Keynotes

Steve Furber

Biologically-Inspired Massively-Parallel Architectures
- computing beyond a million processors

Steve Furber
School of Computer Science, The University of Manchester, UK
http://intranet.cs.man.ac.uk/apt/people/sfurber/

The SpiNNaker project aims to develop parallel computer systems with more than a million embedded processors. The goal of the project is to support large-scale simulations of systems of spiking neurons in biological real time, an application that is highly parallel but also places very high loads on the communication infrastructure due to the very high connectivity of biological neurons. The design of the machine is very much influenced by the biological application it is intended to support, which has a lot to teach us about how we might build more efficient, fault-tolerant parallel computers in the future.



Hod Lipson

Analysis by Synthesis

Hod Lipson
Cornell University, USA
http://www.mae.cornell.edu/Lipson/

Over the last few decades, evolutionary algorithms have become increasingly popular as a tool for automatically synthesizing solutions to open ended problems.
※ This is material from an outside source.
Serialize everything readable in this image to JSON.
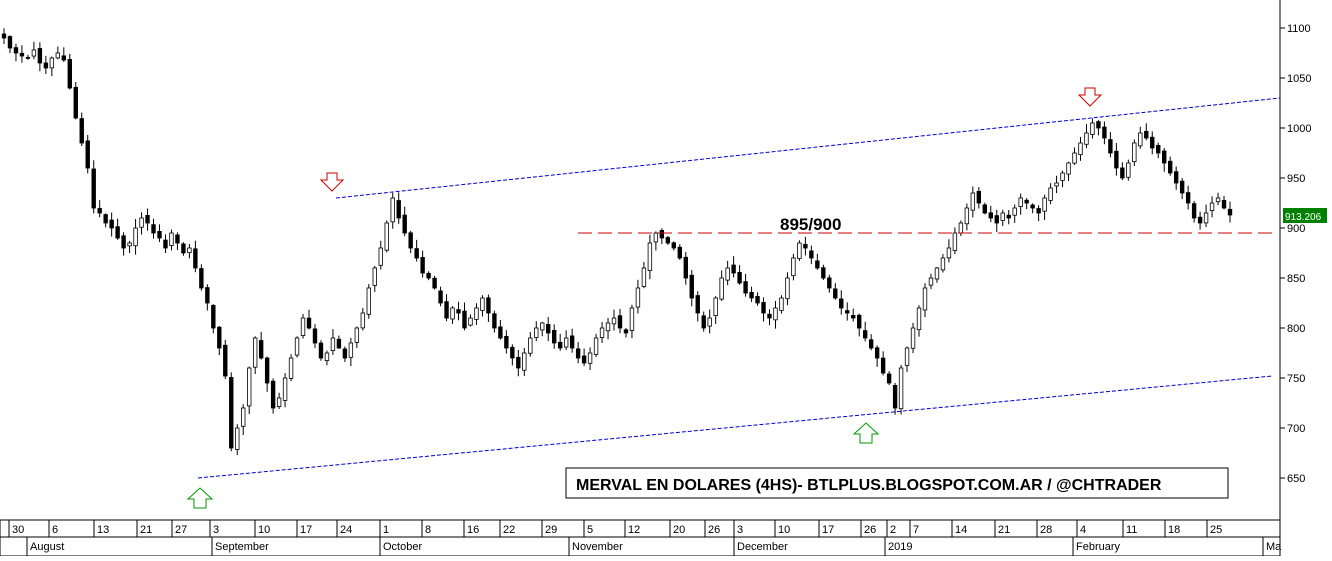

The same process, however, can be reversed for analysis: Starting with an existing solution, evolutionary processes can be used as a reverse engineering tool by evolving models with similar observed behavior. The evolved models essentially provide hypotheses about the hidden target object. This talk will discuss this process, known as "analysis by synthesis", and demonstrate its application across a number of fields ranging from robotics to biology, where analysis challenges are plentiful. In particular, co-evolving tests can serve to disambiguate competing candidate models, essentially "asking questions" that help guide the analysis. Ultimately, can the machine generate new knowledge? We will see what happens when the machine discovers models that we cannot yet explain, giving a glimpse of what might be the future of science.

Hod Lipson is an Associate Professor of Mechanical & Aerospace Engineering and Computing & Information Science at Cornell University in Ithaca, NY. He directs the Computational Synthesis group, which focuses on novel ways for automatic design, fabrication and adaptation of virtual and physical machines. He has led work in areas such as evolutionary robotics, multi-material functional rapid prototyping, machine self-replication and programmable self-assembly. Lipson received his Ph.D. from the Technion - Israel Institute of Technology in 1998, and continued to a postdoc at Brandeis University and MIT. His research focuses primarily on biologically-inspired approaches, as they bring new ideas to engineering and new engineering insights into biology.



Andrew Turbefield

Using DNA to construct molecular systems

Andrew Turberfield
Department of Physics, The University of Oxford, UK
http://www.physics.ox.ac.uk/cm/people/turberfield.htm

DNA is a wonderful material for nanoscale construction: it is a structural material whose self-assembly can be programmed through its information-carrying capability, allowing rational design, combinatorial synthesis, selection and the possibility of evolution. I shall describe recent work on self-assembled molecular structures and on molecular machinery, including systems for chemical synthesis and free-running molecular motors.